Hot Off A Destiny’s Child Reunion At Super Bowl XLVII, Michelle Williams Hits Atlanta in FELA!

by Bret Love

When I spoke to Michelle Williams, it was two days after her surprise appearance alongside Destiny’s Child band mates Beyoncé Knowles and Kelly Rowland during the halftime show of Super Bowl XLVII.
It was exactly one week after the release of the band’s new compilation CD, Love Songs, which features a new single called “Nuclear” that Williams co-wrote.

It was two weeks before the announcement that Williams would star in a new reality show, My Sister’s Keeper, which will follow the recording of her new gospel solo album. And it was 3 weeks before the singer came to Atlanta to star in a touring production of the Broadway smash FELA!, in which she plays the Nigerian legend’s muse, Sandra Smith.

In short, the 32-year-old Illinois native has an awful lot going on. So we were grateful to get some time on the phone to chat about that surprise Destiny’s Child reunion, her transition into acting, and where she hopes to take her career from here.

How was performing at the Super Bowl? How long had you guys been planning that?

It was exciting! It was really, really nice. We planned it for a while– a couple of months now. We come from an era where we tried to keep things private and a surprise. We don’t speak much, we just try to do it. We were trying to respect the integrity of Beyonce’s show, so I didn’t want to say anything and still don’t want to say much. But it was a great moment.

What was the feeling like to be back with your girls on stage again?

It was an amazing experience. It was like we just picked up right where we left off. It was a big deal for us, but we’re in touch with each other all the time.

Can you talk to me about making the transition into acting? What’s the difference between controlling everything as a singer vs being part of a larger creative community in a movie or play?

When you’re performing as a musical artist, you’re pretty much making your own calls on stage, and there is a little more freedom in how you interact with people. With this show, FELA!, it’s different because it’s reenacting his last concert at the Shrine in Lagos, Nigeria. In this show, your interaction with the audience reminds me of someone at a concert. But the thing about theater is that they’re a little more strict about your placement and blocking. If you move here when you’re not supposed to, you can mess up the whole scene or a dance routine. So you’ve got to pay attention.

Did you ever get to meet or talk to Sandra in your preparation for the role?

Yes, I talked to her and we emailed each other. She is everything that I knew she would be. I figured she would have to be very feisty and headstrong in order for Fela to really listen to her. I was like, “She’s a baaaaad girl!” He was able to listen to her and wanted to do what she knew he could do. I think she saw his true potential. I think he was very passionate about things, and he had every right to be passionate, but it’s like when you’re arguing with someone and they don’t know the facts. I like how Sandra Izsador wanted to teach him history so that, when he went out and talked about things, he had a great foundation to stand on. What’s funny is that his mom was telling him the same stuff Sandra was telling him. But sometimes it takes someone else telling you in order to get you to see it. He respected, honored, and adored his mother. But I think it’s the same with us growing up: Our mom and dad can tell us things and we act like we’re not listening, but then someone else can come along and tell us the same thing and we hear it.
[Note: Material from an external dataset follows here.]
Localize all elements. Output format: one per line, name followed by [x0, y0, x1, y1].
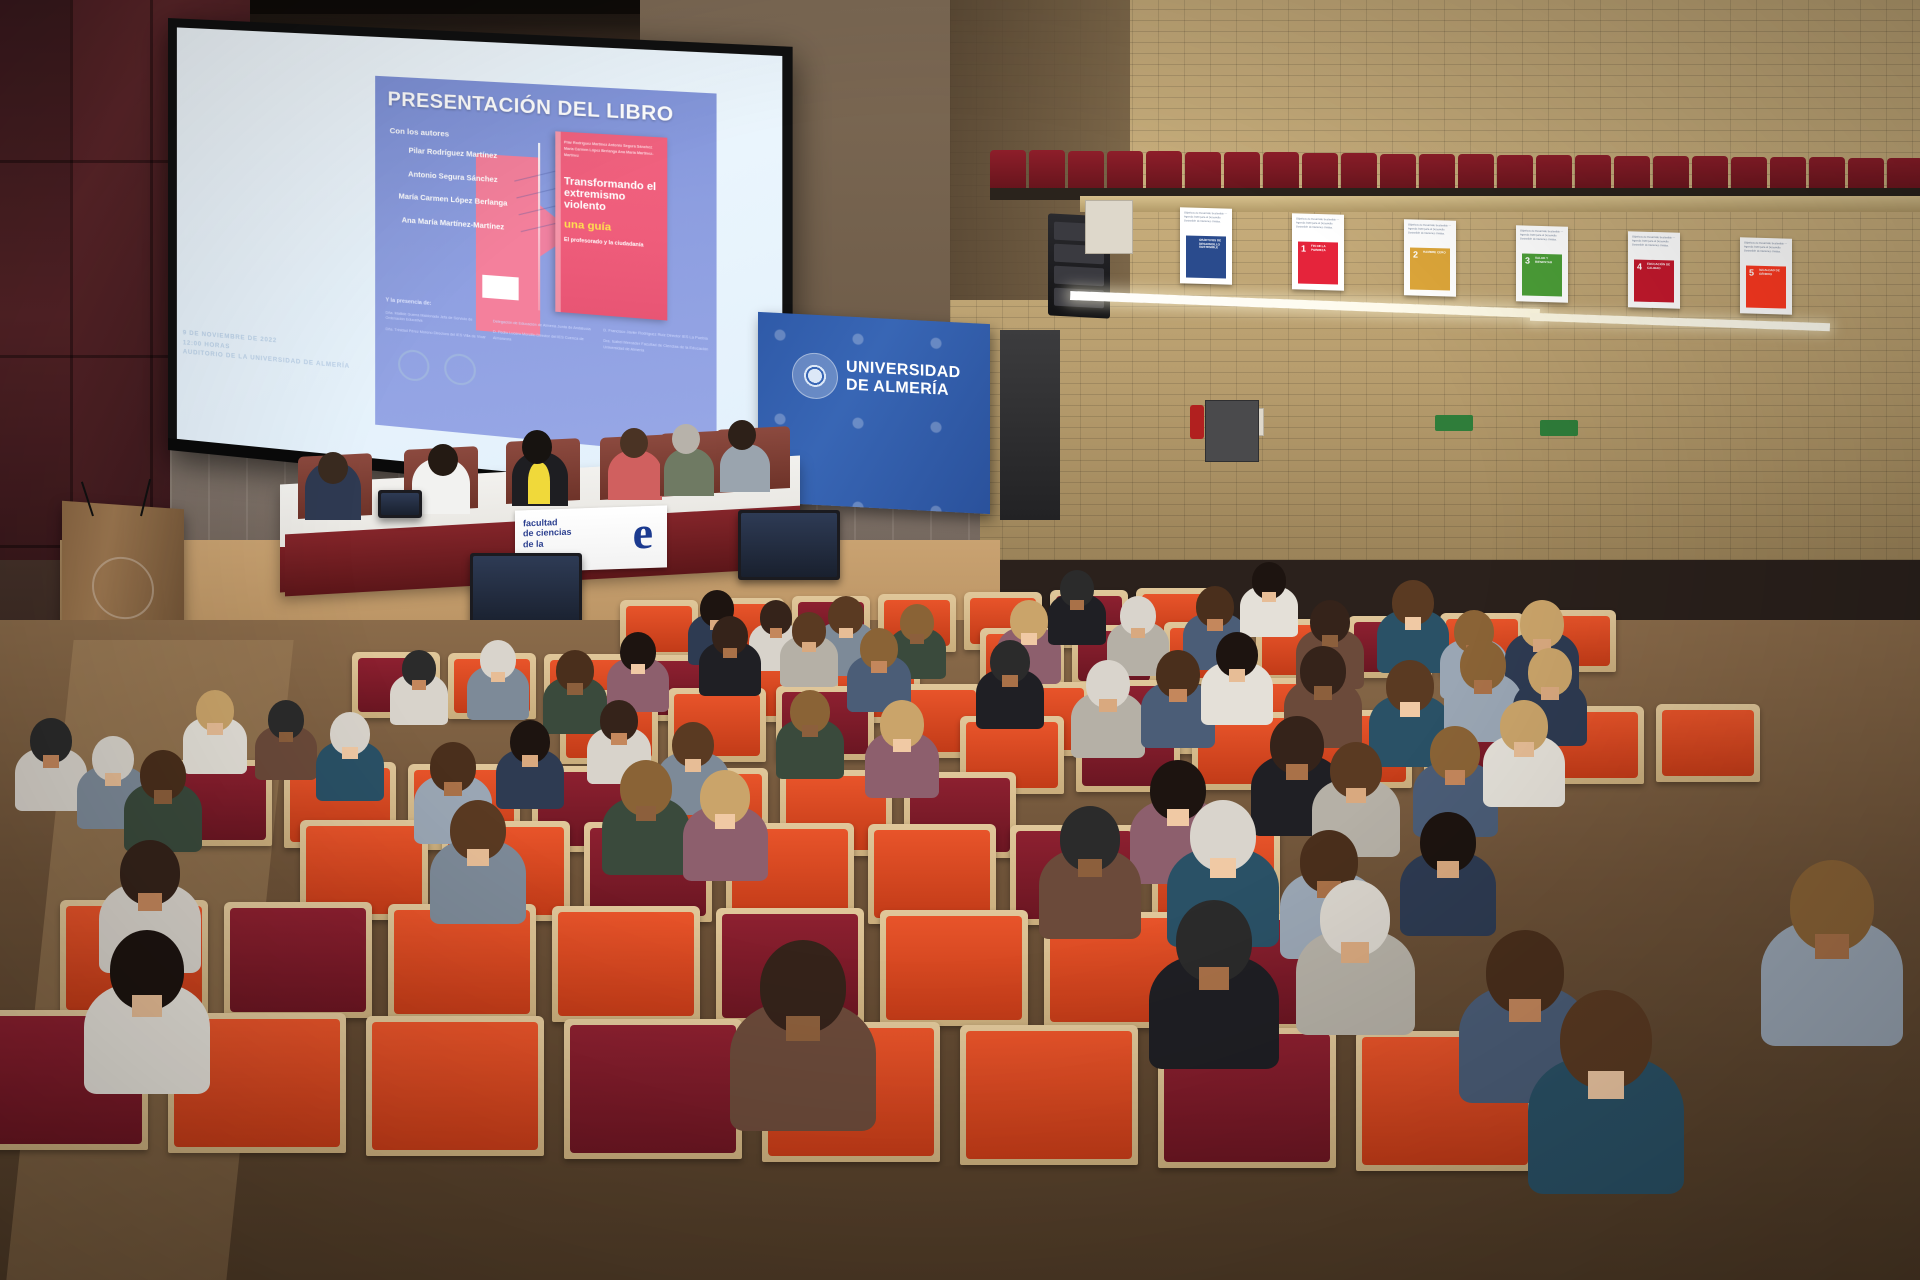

There was an amazing African-American cultural renaissance in the 1970s. Can you talk about that part of the show, and the way it captures that Afrocentric movement where consciousness was staring to expand exponentially?

The past two nights that I’ve been back with the cast, every time we do that part in the show, people in the audience clap because they name some amazing names– Malcolm X, Nicki Giovanni, Muhammad Ali.... I think they clap because it takes them back to those times. I do appreciate how that stuff is in the show. I think Sandra wanted Fela to also know that, from Africa to America and America to Africa, we were all dealing with the same thing. But we all still have a long way to go to realize the things that Malcolm X and Martin Luther King were trying to teach us back then. We’re getting better, but we’re not all the way there.

Where do you want to go from here in your career? Do you want to keep dabbling in all of these different things?

It seems like I’m seamlessly able to do it all, and I want to continue to do so. Eventually I want to delve into some of the behind-the-scenes things, such as developing artists and helping those that are coming up.

I know you wrote a new song for the Destiny’s Child compilation. Have you guys talked about doing any future reunions?

When we did the compilation, we knew that we should definitely put one new song on this album because people have been soooo supportive of Destiny’s Child throughout the years. We were very excited to do this song together. Like I said earlier, it’s like we picked up where we left off. We were excited because we were, like, “Man, we sound great together!” The harmonies are beautiful. So every now and then, it'd be great to get back together to do something. But we don’t have any specific plans.